Testimony

 

I don’t want to work for a second life 

I don’t want to gruel over wrong and right

If death took this one life I’m living, all away,

Would I remember a life worth living?

Would the memories stay?

 

Angel of Death, take me away to hell today 

Angel of Death, first stop at heaven, I have something to say,

....

“I lived a life worth living, I do believe. But to whom was I to pray, to earn my entry? And all the loved ones I bereaved, now lost love they won’t receive. If I’m not what you want right now, then just please revive me. I found a life that I loved living and a family. I reciprocate all the love that I’ve been given, and let all my feelings flow free. But I was never directed on my position, tell me what you ask of me? If you are regarded as my intellect, then where is thy decree? I taught myself how to breathe. I taught myself to see. I don’t know what you’re asking of me, not so plain to see.  Being genuine in heart and never hurting a single soul, not even my own. Is that enough belief? I’m given all this autonomy, so life is to my picking, choose any apple from the tree. Choose from the outside so they are ripe at first, decisions in life; made for better or for worse. But seasons change just like the wind and the ripe begin to thin, decisions that are made, never made again. If so much is allotted, why is so much required? If one didn’t ask to be created, why are they sent into a fire? So I say before I go, I don’t know what I don’t know, and as I ascend so low, I just hope to be forgiven. I don’t mean to hate, but the afterlife I’ve come to hate, just open up the gate, I can work according to your vision. I just got lost in all the fray, that life has put my way, if you were put in my way, I could’ve been living in your image.
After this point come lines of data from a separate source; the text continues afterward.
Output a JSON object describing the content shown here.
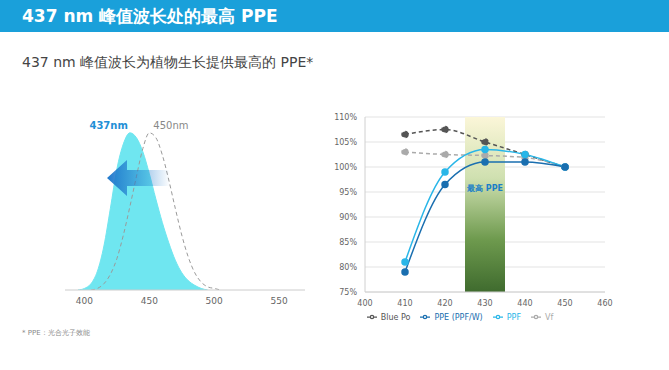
{
  "title": "437 nm 峰值波长处的最高 PPE",
  "subtitle": "437 nm 峰值波长为植物生长提供最高的 PPE*",
  "footnote": "* PPE：光合光子效能",
  "chart_data": [
    {
      "type": "area",
      "x": [
        395,
        400,
        405,
        410,
        415,
        420,
        425,
        430,
        435,
        440,
        445,
        450,
        455,
        460,
        465,
        470,
        475,
        480,
        485,
        490,
        495,
        500,
        505
      ],
      "xlim": [
        385,
        570
      ],
      "xticks": [
        400,
        450,
        500,
        550
      ],
      "ylim": [
        0,
        105
      ],
      "tick_labels": "x",
      "series": [
        {
          "name": "437nm",
          "color": "#6fe6f0",
          "type": "area",
          "values": [
            0,
            1,
            4,
            12,
            28,
            52,
            77,
            93,
            100,
            97,
            88,
            74,
            58,
            43,
            30,
            19,
            11,
            6,
            3,
            1,
            0,
            null,
            null
          ]
        },
        {
          "name": "450nm",
          "color": "#9a9a9a",
          "type": "line",
          "line_style": "dashed",
          "values": [
            null,
            null,
            0,
            1,
            4,
            10,
            20,
            35,
            53,
            72,
            90,
            100,
            97,
            86,
            70,
            52,
            35,
            21,
            11,
            5,
            2,
            1,
            0
          ]
        }
      ]
    },
    {
      "type": "line",
      "x": [
        410,
        420,
        430,
        440,
        450
      ],
      "xlim": [
        400,
        460
      ],
      "xticks": [
        400,
        410,
        420,
        430,
        440,
        450,
        460
      ],
      "ylim": [
        75,
        110
      ],
      "yticks": [
        {
          "value": 75,
          "label": "75%"
        },
        {
          "value": 80,
          "label": "80%"
        },
        {
          "value": 85,
          "label": "85%"
        },
        {
          "value": 90,
          "label": "90%"
        },
        {
          "value": 95,
          "label": "95%"
        },
        {
          "value": 100,
          "label": "100%"
        },
        {
          "value": 105,
          "label": "105%"
        },
        {
          "value": 110,
          "label": "110%"
        }
      ],
      "grid": true,
      "legend": "bottom",
      "annotations": [
        {
          "text": "最高 PPE",
          "x": [
            425,
            435
          ]
        }
      ],
      "series": [
        {
          "name": "Blue Po",
          "color": "#555555",
          "line_style": "dashed",
          "marker": "circle",
          "values": [
            106.5,
            107.5,
            105,
            102.5,
            100
          ]
        },
        {
          "name": "Vf",
          "color": "#aaaaaa",
          "line_style": "dashed",
          "marker": "circle",
          "values": [
            103,
            102.5,
            102.3,
            101.9,
            100
          ]
        },
        {
          "name": "PPF",
          "color": "#29b6e8",
          "line_style": "solid",
          "marker": "circle",
          "values": [
            81,
            99,
            103.5,
            102.5,
            100
          ]
        },
        {
          "name": "PPE (PPF/W)",
          "color": "#1a6fb0",
          "line_style": "solid",
          "marker": "circle",
          "values": [
            79,
            96.5,
            101,
            101,
            100
          ]
        }
      ]
    }
  ]
}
But now my mind is of my own, you’d think a god would let themself be known, now unable to change position. So heaven I bid farewell, as I await a hell, forever left in an existential inquisition. So I leave these pearly gates, as I approach my chosen fate, to god I bid adieu, “To God”, to who?”

 

So Angel of Death take me away, though hell is not the place for me, and heaven is overrated. Leave me in my life, just want to love some kids and a wife, and learn wisdom as I’m aging. I was not informed of all I had to know, and all there was to preach, and to whom I had to pray, and to whom I should beseech. Life should honestly entail an entrance speech.
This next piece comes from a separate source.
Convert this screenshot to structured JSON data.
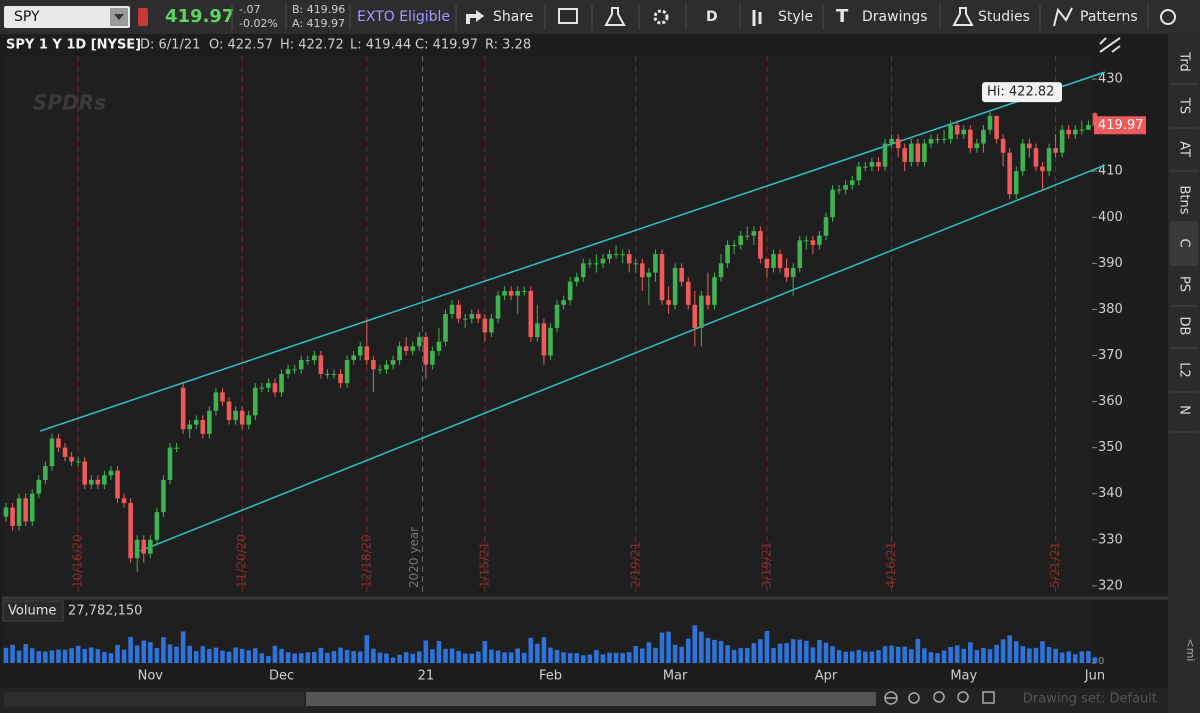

Heaven is much too far to reach, so I stay standing upon two feet, and as hell lay beneath, I’ll feel the heat upon my feet & look above as heaven blows a cloudy wreath. Then exhale one last breath to mark the life that is now complete, I  wish I could choose the fate that I shall meet. To learn in death of the life guidelines I’m to know, but in life, felt lifelong neglect from my master. Resentment and idleness, fester and grow in a heart so intricate, so intricately sown. Tell me, 

If I’m an idiot, there’s no way that I’m alone. 

I’ve grown tired of questioning & watching the world burn, direct me on what to do.